Can U.S. Build a Better Iraqi Army the Second Time Around?

Can U.S. Build a Better Iraqi Army the Second Time Around?
U.S. Army 1st Lt. Andrew Dacey reviews security checkpoints with Iraqi soldiers in the city of Abu Ghraib, Iraq, March 31, 2009 (U.S. Army photo).

Soon after the George W. Bush administration toppled Saddam Hussein, it became clear that Iraq was headed for a bitter conflict driven by Saddam's politicization of sectarian and ethnic divisions and the lingering pathologies of his parasitic dictatorship. Thus, for the U.S., getting out of Iraq required the rebuilding of an Iraqi army that could maintain internal security. The U.S. military embraced this challenge, lavishing money and effort to create a new Iraqi army designed for the sort of effectiveness and apolitical professionalism that characterizes America’s armed forces.

The raw material that U.S. military advisers and trainers had to work with was not optimal. Like many Arab militaries, the Iraqi army embodied national pride but was also a praetorian force designed more to protect the regime's hold on power than the people of the nation. Skilled and ruthless at crushing internal dissent, it crumbled when facing skilled opponents. When it collapsed, the officers normally ran first, abandoning their troops to the enemy.

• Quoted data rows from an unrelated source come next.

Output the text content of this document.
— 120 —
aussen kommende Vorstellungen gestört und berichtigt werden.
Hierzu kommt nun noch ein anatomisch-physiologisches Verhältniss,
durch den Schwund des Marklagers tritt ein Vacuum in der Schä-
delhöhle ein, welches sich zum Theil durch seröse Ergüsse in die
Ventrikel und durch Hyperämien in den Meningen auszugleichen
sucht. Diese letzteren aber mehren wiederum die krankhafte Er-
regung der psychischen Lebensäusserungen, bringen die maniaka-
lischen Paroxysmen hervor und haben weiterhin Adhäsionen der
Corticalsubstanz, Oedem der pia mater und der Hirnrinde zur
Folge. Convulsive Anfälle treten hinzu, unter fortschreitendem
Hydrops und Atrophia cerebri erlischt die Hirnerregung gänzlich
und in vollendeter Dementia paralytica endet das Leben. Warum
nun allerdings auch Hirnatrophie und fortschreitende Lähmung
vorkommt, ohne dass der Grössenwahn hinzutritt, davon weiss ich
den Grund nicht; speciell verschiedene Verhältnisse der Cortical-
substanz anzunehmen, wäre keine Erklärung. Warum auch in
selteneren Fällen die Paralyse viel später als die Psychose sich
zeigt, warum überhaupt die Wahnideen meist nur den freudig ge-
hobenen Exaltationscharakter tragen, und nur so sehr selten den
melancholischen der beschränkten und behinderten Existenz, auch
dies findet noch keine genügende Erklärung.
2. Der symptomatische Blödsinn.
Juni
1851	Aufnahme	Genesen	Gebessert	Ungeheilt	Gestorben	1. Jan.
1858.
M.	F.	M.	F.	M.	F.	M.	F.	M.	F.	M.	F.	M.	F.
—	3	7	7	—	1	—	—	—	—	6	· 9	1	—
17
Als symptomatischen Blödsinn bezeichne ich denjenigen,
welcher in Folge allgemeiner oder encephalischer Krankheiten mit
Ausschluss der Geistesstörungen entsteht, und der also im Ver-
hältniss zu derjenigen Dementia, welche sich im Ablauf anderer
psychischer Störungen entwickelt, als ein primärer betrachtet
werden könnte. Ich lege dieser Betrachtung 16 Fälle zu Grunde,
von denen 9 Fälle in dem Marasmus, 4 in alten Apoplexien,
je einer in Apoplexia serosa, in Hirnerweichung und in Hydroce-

When the American military left Iraq in 2011, everyone knew that the job of creating a new Iraqi army was unfinished. It had “pockets of proficiency” but was in the middle of a transition from an ossified force—in which mostly Sunni officers led reluctant, mostly Shiite troops—into a professional, nonsectarian, nationalistic force. As experienced Iraq hand John Nagl noted, this sort of change requires generations, but the U.S. did not have that sort of time.